Writer/Director Damien LeVeck and writer Aaron Horwitz bring a fresh look at the exorcism sub-genre that manages to be quite scathing with its social commentary on our abuse of online personalities and need to find fame. There is so much to love in a film that will surprise you.
Online personality Father Max (Ryan Guzman) hosts ‘The Cleansing Hour’, a show that livestreams exorcisms every week. Produced by his childhood friend Drew (Kyle Gallner), they have found their show and friendship heading towards a crossroads. Max wants the fame and glory that is taking too long to build and Drew wants to be with his fiancée Lane (Alix Angelis) and to move on from the show. When an actor no shows Lane is persuaded to be the exorcisee that week. But from the start, things begin to go wrong live on air for hundreds of thousands worldwide to see.

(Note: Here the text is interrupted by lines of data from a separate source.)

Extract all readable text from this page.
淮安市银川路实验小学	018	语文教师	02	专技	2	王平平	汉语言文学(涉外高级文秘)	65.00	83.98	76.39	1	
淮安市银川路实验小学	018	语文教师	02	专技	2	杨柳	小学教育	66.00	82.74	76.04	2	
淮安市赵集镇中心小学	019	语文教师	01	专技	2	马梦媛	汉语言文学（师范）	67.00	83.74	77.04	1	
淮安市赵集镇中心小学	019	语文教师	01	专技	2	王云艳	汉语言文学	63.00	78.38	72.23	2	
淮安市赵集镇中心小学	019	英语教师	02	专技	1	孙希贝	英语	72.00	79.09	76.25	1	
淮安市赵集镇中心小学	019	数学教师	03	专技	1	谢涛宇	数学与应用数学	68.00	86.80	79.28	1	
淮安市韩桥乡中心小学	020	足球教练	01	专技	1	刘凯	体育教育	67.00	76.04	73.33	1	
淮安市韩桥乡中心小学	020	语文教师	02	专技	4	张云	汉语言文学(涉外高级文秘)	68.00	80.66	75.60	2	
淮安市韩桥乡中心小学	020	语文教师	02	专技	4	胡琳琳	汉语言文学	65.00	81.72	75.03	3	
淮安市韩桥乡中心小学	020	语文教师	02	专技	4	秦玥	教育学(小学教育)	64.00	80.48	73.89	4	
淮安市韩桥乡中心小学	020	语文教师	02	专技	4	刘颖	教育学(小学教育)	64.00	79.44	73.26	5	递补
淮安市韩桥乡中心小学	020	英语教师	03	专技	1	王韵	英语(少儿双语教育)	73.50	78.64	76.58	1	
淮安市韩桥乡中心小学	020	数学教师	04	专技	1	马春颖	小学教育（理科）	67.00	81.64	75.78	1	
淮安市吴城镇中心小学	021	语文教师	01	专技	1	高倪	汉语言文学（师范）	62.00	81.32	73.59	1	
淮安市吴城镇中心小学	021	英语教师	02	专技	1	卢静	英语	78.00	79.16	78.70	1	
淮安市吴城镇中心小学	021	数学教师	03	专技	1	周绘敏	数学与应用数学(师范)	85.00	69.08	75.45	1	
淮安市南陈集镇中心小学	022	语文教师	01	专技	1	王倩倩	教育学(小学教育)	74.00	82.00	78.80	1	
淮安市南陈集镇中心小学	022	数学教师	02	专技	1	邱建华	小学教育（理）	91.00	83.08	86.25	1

You would be forgiven that we are set for an amusing satire with some horror elements in the first act and credit has to go to the writers for easing the audience in this way. We get to know the dynamic of the crew, the show and importantly our leads. We have been expertly set up and when the other foot drops in where The Cleansing Hour goes, it is a tad more unexpected than you would expect.
Taking The Monster Squad direction of an actor having to portray his real-life persona to safe not only himself but his best friend and his fiancée. Max is in a no-win situation here as the anti-hero. The direction our demon takes him down to get his comeuppance is both gratifying and humorous. He needs to see what he has been doing is not right and our trapped Lane will make him more than aware.
This is as simple a plot as you can imagine and instead of making this just a straight found footage film. Which honestly would have ruined the film by the way. We get to see the outside world of the show. We meet the audience members our in the bar. Opening the audience up to seeing people watch the show ala The Truman Show. Seeing others react to what we are all witnessing allows for the breaks away from the horrific events onscreen.
This touch is also a biting indictment of the world we live in. While all of this is going on via peoples screen and eventually spread onto the news. At no point it seems do the police come to halt it. It would not be hard to find the building, yet it seems as if no one contacts them as it is viewed as everything happening is a show. The audience numbers grow as events get darker and all these people do is watch and comment. It must have been a right giggle for the team to write all of those comments. Honestly watch The Cleansing Hour a few times and read the comments filter down the side of the screen.
We venture into Evil Dead territory (2014 version in style) with the effects and it works so well. Damien LeVeek truly lucked out in obtaining Studio ADI (Alec Gillis and Tom Woodruff Jr) in doing their special effects for some of the designs, as they do stand out and help take The Cleansing Hour to another level. Ilinca Angelescu and Ionel Popa have also done exceptional work in their special effects makeup work. They have all made the low budget spread so well and you would honestly believe there was a lot more money spent on it than there is.
For a horror like this. It requires the makeup and special effects to look good otherwise the film will fall on its face. When the gore and effects come in you don’t expect it to be as practical as it is. Usually, we would get cheap CGI not so here and it makes the horror fan in you gasp and get a kick of delight at the same time.
While the crux of the story is about our two male characters, the absolute star of The Cleansing Hour is Alix Angelis. For how much of the film she is trapped to a char, she can power the film in its lulls. Her movements work and she has such great physicality in the role, putting her body into awkward angles to make the exorcism show its effect on her. Angelis also has to switch between her character Lane and the demon. Which means she has to very careful on making sure she doesn’t go off into comical parody. Happily, she keeps it as straight as possible allowing believability to form in her performance.
Our three leads excel with what they have been given with and they perform their roles well (excellently in Angelis’ case). Yet the script lets them down here. Instead of the entire exorcism connecting fluidly as you would hope, we are left with several ideas joined together. Now these are very god set pieces and ideas brought into the picture, but they do lack that connection. We know Max isn’t the best guy morally, but do we need to have that hammered into us as much? This feeling of padding to our next moment causes an audience disconnect and the cliché tropes to keep going hurts the film a tad.
With the promising script. Based off a short of the same name. Horwitz has finally brought something new to the table for audiences starving for good exorcism content. Our ending is clichéd slightly. However, it is well done and the special effects to get us there and the cutaways are horrifically entertaining. A hint or at least a thought of a sequel and in all honesty there is room to take the series from where we leave it.
The Cleansing Hour is fresh and as entertaining as any horror you will see this year. The satire is rife throughout, yet when it needs to get serious it does so very well. With some great performances and effects, this is a horror film that ups the entertainment dial up to 11.
The Cleansing Hour is available to watch on Shudder now.